Recently I was reviewing a PR opened by a colleague of mine and noticed a function like the following:

+ (BOOL)validateNumber:(NSString *)number {
    NSCharacterSet *invertedDecimalDigitCharacterSet =
        [[NSCharacterSet decimalDigitCharacterSet] invertedSet];
    NSRange range = [number rangeOfCharacterFromSet:invertedDecimalDigitCharacterSet];
    // Ensure that the given string is digits only
    return range.location == NSNotFound

On a hunch, I checked the docs for decimalDigitCharacterSet:

A character set containing the characters in the category of Decimal Numbers. … Informally, this set is the set of all characters used to represent the decimal values 0 through 9. These characters include, for example, the decimal digits of the Indic scripts and Arabic.

That’s definitely going to be trouble. validateNumber is supposed to return YES only when the input string is made up of the decimal digits 0 through 9, but decimalDigitCharacterSet includes every character in the Unicode category Nd, also known as Decimal_Number (see the full list of categories here). Let’s try a few:

let s = CharacterSet.decimalDigits

// U+0031 DIGIT ONE
s.contains("1")  // true as expected

s.contains("𝟙")  // true!

s.contains("१")  // true!

s.contains("᠑")  // true!

Note that for convenience I’m using Swift’s CharacterSet, which is bridged to NSCharacterSet, so observations about it apply equally to its Objective-C counterpart.
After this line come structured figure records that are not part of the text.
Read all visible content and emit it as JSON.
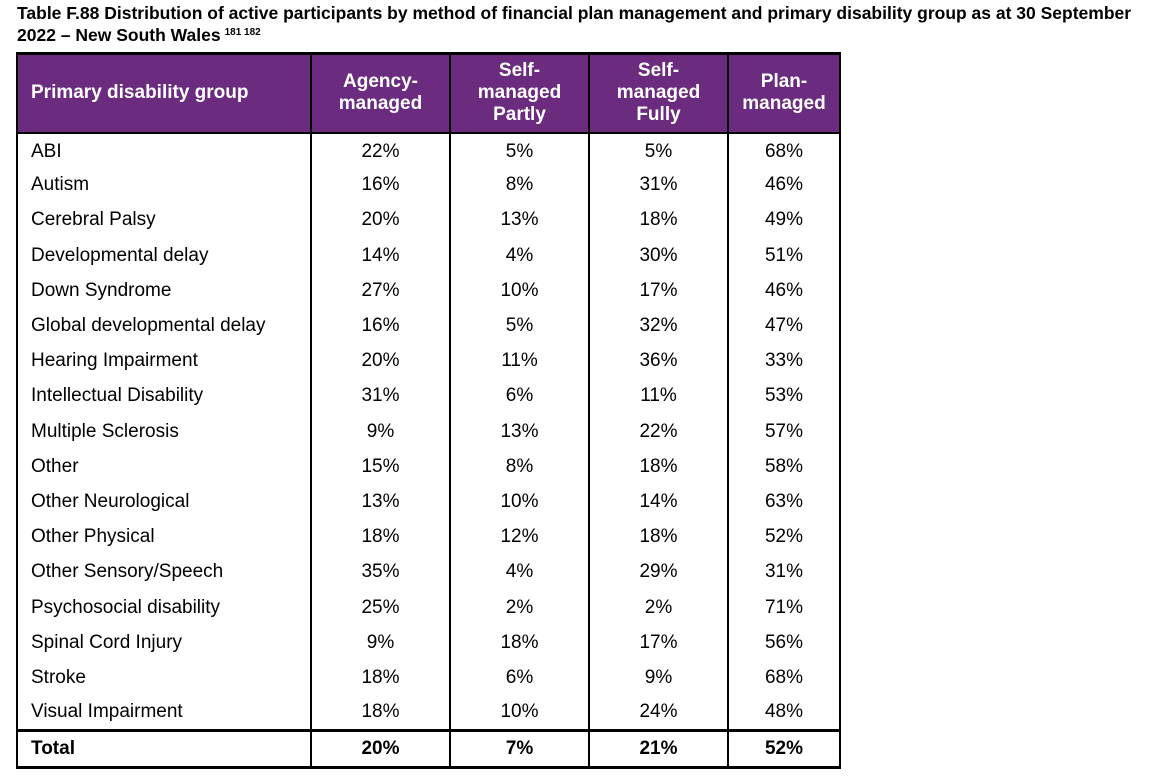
{
  "caption": {
    "text": "Table F.88 Distribution of active participants by method of financial plan management and primary disability group as at 30 September 2022 – New South Wales",
    "footnotes": "181 182"
  },
  "table": {
    "headers": [
      "Primary disability group",
      "Agency-managed",
      "Self-managed Partly",
      "Self-managed Fully",
      "Plan-managed"
    ],
    "header_lines": [
      [
        "Primary disability group"
      ],
      [
        "Agency-",
        "managed"
      ],
      [
        "Self-",
        "managed",
        "Partly"
      ],
      [
        "Self-",
        "managed",
        "Fully"
      ],
      [
        "Plan-",
        "managed"
      ]
    ],
    "rows": [
      [
        "ABI",
        "22%",
        "5%",
        "5%",
        "68%"
      ],
      [
        "Autism",
        "16%",
        "8%",
        "31%",
        "46%"
      ],
      [
        "Cerebral Palsy",
        "20%",
        "13%",
        "18%",
        "49%"
      ],
      [
        "Developmental delay",
        "14%",
        "4%",
        "30%",
        "51%"
      ],
      [
        "Down Syndrome",
        "27%",
        "10%",
        "17%",
        "46%"
      ],
      [
        "Global developmental delay",
        "16%",
        "5%",
        "32%",
        "47%"
      ],
      [
        "Hearing Impairment",
        "20%",
        "11%",
        "36%",
        "33%"
      ],
      [
        "Intellectual Disability",
        "31%",
        "6%",
        "11%",
        "53%"
      ],
      [
        "Multiple Sclerosis",
        "9%",
        "13%",
        "22%",
        "57%"
      ],
      [
        "Other",
        "15%",
        "8%",
        "18%",
        "58%"
      ],
      [
        "Other Neurological",
        "13%",
        "10%",
        "14%",
        "63%"
      ],
      [
        "Other Physical",
        "18%",
        "12%",
        "18%",
        "52%"
      ],
      [
        "Other Sensory/Speech",
        "35%",
        "4%",
        "29%",
        "31%"
      ],
      [
        "Psychosocial disability",
        "25%",
        "2%",
        "2%",
        "71%"
      ],
      [
        "Spinal Cord Injury",
        "9%",
        "18%",
        "17%",
        "56%"
      ],
      [
        "Stroke",
        "18%",
        "6%",
        "9%",
        "68%"
      ],
      [
        "Visual Impairment",
        "18%",
        "10%",
        "24%",
        "48%"
      ]
    ],
    "total": [
      "Total",
      "20%",
      "7%",
      "21%",
      "52%"
    ]
  },
  "colors": {
    "header_bg": "#6b2c7f",
    "header_text": "#ffffff",
    "border": "#000000"
  }
}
Clearly this isn’t doing what my colleague intended. Just how many of these Nd characters are there? It seems like we ought to be able to simply ask the CharacterSet how many elements it has with count, but it doesn’t conform to Collection, nor does NSCharacterSet support any simple means of obtaining the number of characters represented, so we’ll just have to do it the hard way:

import Foundation

func sizeOf(set: CharacterSet) -> Int {
    return (0...Int(0x10FFFF))
        .compactMap { Unicode.Scalar($0) }
        .filter { set.contains($0) }

let s = CharacterSet.decimalDigits
print(sizeOf(set: s))  // 610

sizeOf(set:) enumerates every code point from zero to the maximum valid value, 0x10FFFF, and checks whether each value is in the set. compactMap lets us ignore cases where Unicode.Scalar returns nil, as it does in the range 0xD800 to 0xDFFF, because these are invalid code points reserved for use as surrogates in UTF-16 (incidentally, UTF-16 is also the reason that 0x10FFFF is the maximum valid code point).
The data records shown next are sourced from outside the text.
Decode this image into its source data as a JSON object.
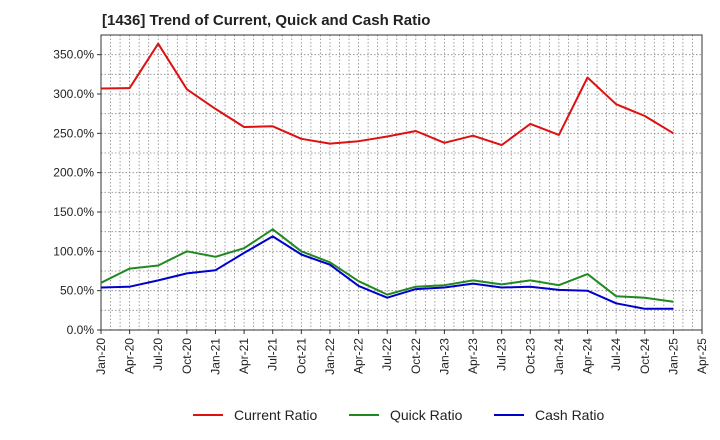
{
  "chart_data": {
    "type": "line",
    "title": "[1436]  Trend of Current, Quick and Cash Ratio",
    "xlabel": "",
    "ylabel": "",
    "ylim": [
      0,
      375
    ],
    "yticks": [
      0,
      50,
      100,
      150,
      200,
      250,
      300,
      350
    ],
    "ytick_labels": [
      "0.0%",
      "50.0%",
      "100.0%",
      "150.0%",
      "200.0%",
      "250.0%",
      "300.0%",
      "350.0%"
    ],
    "xtick_labels": [
      "Jan-20",
      "Apr-20",
      "Jul-20",
      "Oct-20",
      "Jan-21",
      "Apr-21",
      "Jul-21",
      "Oct-21",
      "Jan-22",
      "Apr-22",
      "Jul-22",
      "Oct-22",
      "Jan-23",
      "Apr-23",
      "Jul-23",
      "Oct-23",
      "Jan-24",
      "Apr-24",
      "Jul-24",
      "Oct-24",
      "Jan-25",
      "Apr-25"
    ],
    "grid": true,
    "legend_position": "bottom",
    "series": [
      {
        "name": "Current Ratio",
        "color": "#dd1111",
        "values": [
          307,
          307.5,
          364,
          306,
          281,
          258,
          259,
          243,
          237,
          240,
          246,
          253,
          238,
          247,
          235,
          262,
          248,
          321,
          287,
          272,
          250
        ]
      },
      {
        "name": "Quick Ratio",
        "color": "#228822",
        "values": [
          60,
          78,
          82,
          100,
          93,
          104,
          128,
          100,
          86,
          62,
          45,
          55,
          57,
          63,
          58,
          63,
          57,
          71,
          43,
          41,
          36
        ]
      },
      {
        "name": "Cash Ratio",
        "color": "#0000cc",
        "values": [
          54,
          55,
          63,
          72,
          76,
          98,
          119,
          96,
          83,
          56,
          41,
          52,
          54,
          59,
          54,
          55,
          51,
          50,
          34,
          27,
          27
        ]
      }
    ]
  }
}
According to this function, then, there are not just ten decimal number characters, as you might expect, but six hundred and ten! To fix the bug, we’ll just have to be more explicit:

+ (BOOL)validateAccountNumber:(NSString *)number {
    NSCharacterSet *invertedArabicDecimalDigitCharacterSet =
        [[NSCharacterSet characterSetWithCharactersInString:@"0123456789"] invertedSet];
    NSRange range = [number rangeOfCharacterFromSet:invertedArabicDecimalDigitCharacterSet];
    // Ensure that the given string is digits only
    return range.location == NSNotFound

Amusingly, the accepted answer for this question on Stack Overflow also gets this wrong. I can hardly blame them!